Flaws which can be cured easily:
- absent buttons (you can do it yourself!);
- broken zippers, snap fasteners too loose or too hard/impossible to snap (there are usually extras and you can change one or two of them, it’s quite cheap);
- too long hem and sleeves if garment lines are simple and there is no problems with pattern, no lining, alteration isn’t big;
- two big waist if alteration is not bigger then two inches and there is nothing to complicate things;
- lining is too long.
Flaws which can be cured, but require a really good seamstress/tailor:
- too long hem and sleeves if garment lines are not that simple, garment has lining, too long sleeves have cuffs etc
- too big waist if it’s more that an two inches to be taken in (beware of pockets! and button holes! sometimes they are reason why waist can’t be taken in more then couple of inches)
- horizontal folds under buttocks (trousers and jeans); it occurs if buttocks more flat then garment was made for;
- too broad shoulders;
- small horizontal folds where sleeves are attached.
Flaws that normally can’t be cured:
- it’s too small (beware that shirt or jacket can be too small in the front and too large in the back, so when you fix the back you won’t be able to button it, or you will be getting ugly folds and flattened breasts);
- button holes are not in a line;
- major asymmetry of garment or lining, lining is too small for the garment;
- it’s way too big (well, it can be cured, but it costs as much as make it from scratch or even more);
- details have different colour (can occur on velvet because details have different direction of pile e. g.);
- you put your hand up and garment moves up, movements are strained;
- small horizontal folds under the crotch.

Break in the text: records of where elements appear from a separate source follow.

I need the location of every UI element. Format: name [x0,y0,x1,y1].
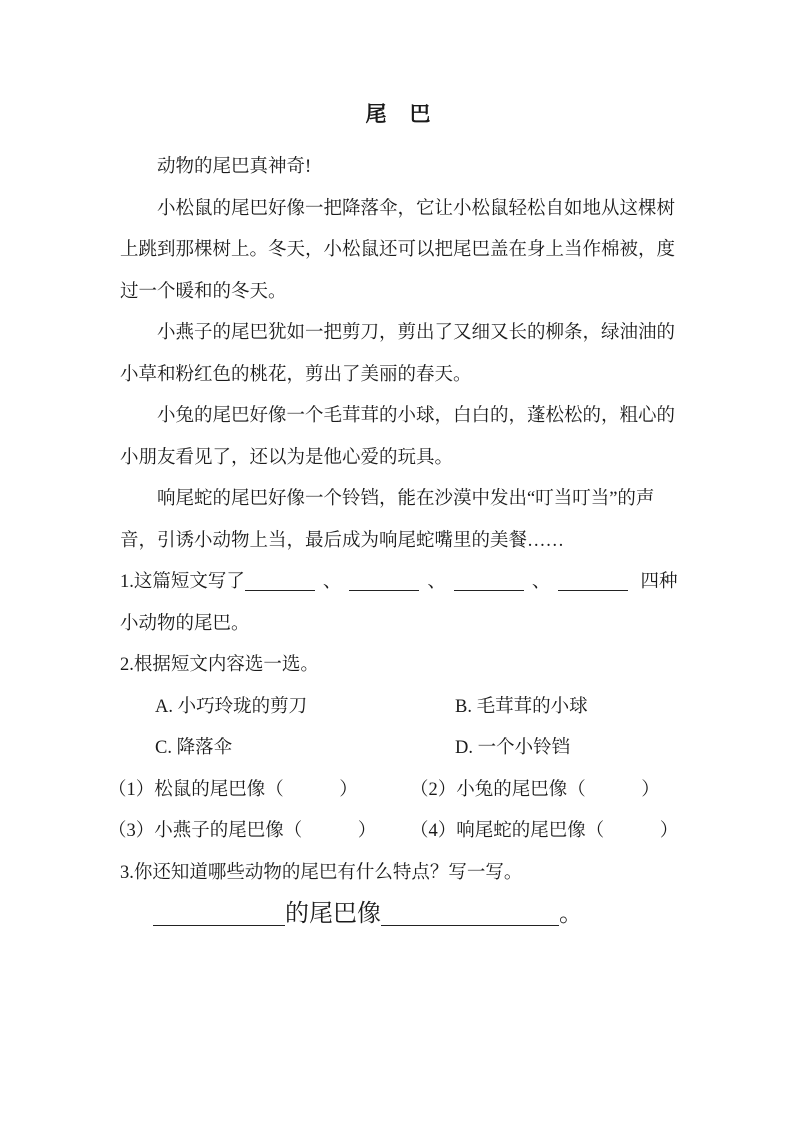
subquestion-4: （4）响尾蛇的尾巴像（ ） [410,821,678,841]
option-c: C. 降落伞 [155,728,455,770]
document-title: 尾 巴 [120,101,677,128]
question-1-line-1: 1.这篇短文写了、、、四种 [120,562,677,604]
enumeration-comma: 、 [323,562,342,604]
passage-line: 小松鼠的尾巴好像一把降落伞，它让小松鼠轻松自如地从这棵树 [120,189,677,231]
passage-paragraph-3: 小燕子的尾巴犹如一把剪刀，剪出了又细又长的柳条，绿油油的 小草和粉红色的桃花，剪… [120,313,677,396]
passage-paragraph-1: 动物的尾巴真神奇! [120,147,677,189]
enumeration-comma: 、 [427,562,446,604]
fill-blank-3[interactable] [454,572,524,592]
passage-line: 上跳到那棵树上。冬天，小松鼠还可以把尾巴盖在身上当作棉被，度 [120,230,677,272]
passage-paragraph-4: 小兔的尾巴好像一个毛茸茸的小球，白白的，蓬松松的，粗心的 小朋友看见了，还以为是… [120,396,677,479]
question-3-label: 3.你还知道哪些动物的尾巴有什么特点？写一写。 [120,853,677,895]
subquestion-row-12: （1）松鼠的尾巴像（ ）（2）小兔的尾巴像（ ） [108,770,677,812]
passage-line: 小草和粉红色的桃花，剪出了美丽的春天。 [120,355,677,397]
question-1-line-2: 小动物的尾巴。 [120,604,677,646]
fill-blank-animal[interactable] [153,901,285,926]
option-a: A. 小巧玲珑的剪刀 [155,687,455,729]
enumeration-comma: 、 [532,562,551,604]
question-2-label: 2.根据短文内容选一选。 [120,645,677,687]
option-d: D. 一个小铃铛 [455,738,570,758]
fill-blank-description[interactable] [381,901,559,926]
passage-line: 小朋友看见了，还以为是他心爱的玩具。 [120,438,677,480]
answer-period: 。 [559,901,583,927]
question-1-lead: 1.这篇短文写了 [120,572,245,592]
passage-line: 动物的尾巴真神奇! [120,147,677,189]
question-1-tail: 四种 [640,572,677,592]
fill-blank-1[interactable] [245,572,315,592]
subquestion-1: （1）松鼠的尾巴像（ ） [108,770,410,812]
subquestion-2: （2）小兔的尾巴像（ ） [410,780,660,800]
fill-blank-2[interactable] [349,572,419,592]
passage-line: 小燕子的尾巴犹如一把剪刀，剪出了又细又长的柳条，绿油油的 [120,313,677,355]
passage-line: 音，引诱小动物上当，最后成为响尾蛇嘴里的美餐…… [120,521,677,563]
fill-blank-4[interactable] [558,572,628,592]
passage-paragraph-2: 小松鼠的尾巴好像一把降落伞，它让小松鼠轻松自如地从这棵树 上跳到那棵树上。冬天，… [120,189,677,314]
subquestion-3: （3）小燕子的尾巴像（ ） [108,811,410,853]
option-b: B. 毛茸茸的小球 [455,697,588,717]
passage-line: 小兔的尾巴好像一个毛茸茸的小球，白白的，蓬松松的，粗心的 [120,396,677,438]
passage-paragraph-5: 响尾蛇的尾巴好像一个铃铛，能在沙漠中发出“叮当叮当”的声 音，引诱小动物上当，最… [120,479,677,562]
page-content: 尾 巴 动物的尾巴真神奇! 小松鼠的尾巴好像一把降落伞，它让小松鼠轻松自如地从这… [120,101,677,936]
subquestion-row-34: （3）小燕子的尾巴像（ ）（4）响尾蛇的尾巴像（ ） [108,811,677,853]
passage-line: 过一个暖和的冬天。 [120,272,677,314]
question-3-answer-line: 的尾巴像。 [120,894,677,936]
option-row-cd: C. 降落伞D. 一个小铃铛 [120,728,677,770]
worksheet-page: 尾 巴 动物的尾巴真神奇! 小松鼠的尾巴好像一把降落伞，它让小松鼠轻松自如地从这… [0,0,793,1122]
passage-line: 响尾蛇的尾巴好像一个铃铛，能在沙漠中发出“叮当叮当”的声 [120,479,677,521]
option-row-ab: A. 小巧玲珑的剪刀B. 毛茸茸的小球 [120,687,677,729]
answer-mid-text: 的尾巴像 [285,901,381,927]
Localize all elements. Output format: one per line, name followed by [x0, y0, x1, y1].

One of the problems of busty women is that most tops from high street have such flaws as “too small (in the bust)” and “way too big everywhere except bust”. It’s not that bad if you have broad shoulders and long arms (because waist can be taken in quite easily and you can elongate back darts to make back more narrow). But if you have narrow shoulders and shorter arms, then sizing up 3-5 sizes and then taking in isn’t going to work for most of garments. Exception: garment has no seams on shoulders (kimono sleeves, bat sleeves, raglan) and there are no cuffs.
Small pleats (large pleats usually don’t look good on us and elastane/jersey are also good things because you can get away with significantly smaller alterations then.
So I think that for woven fabrics (if there are no additional factors mentioned above) it’s better to stick to speciality shops and for jersey and garments without shoulder seams and cuffs it depends on how expensive are alterations where you live. If it’s cheap or you are any good with sewing machine then you have a nice option of buying from high street and altering.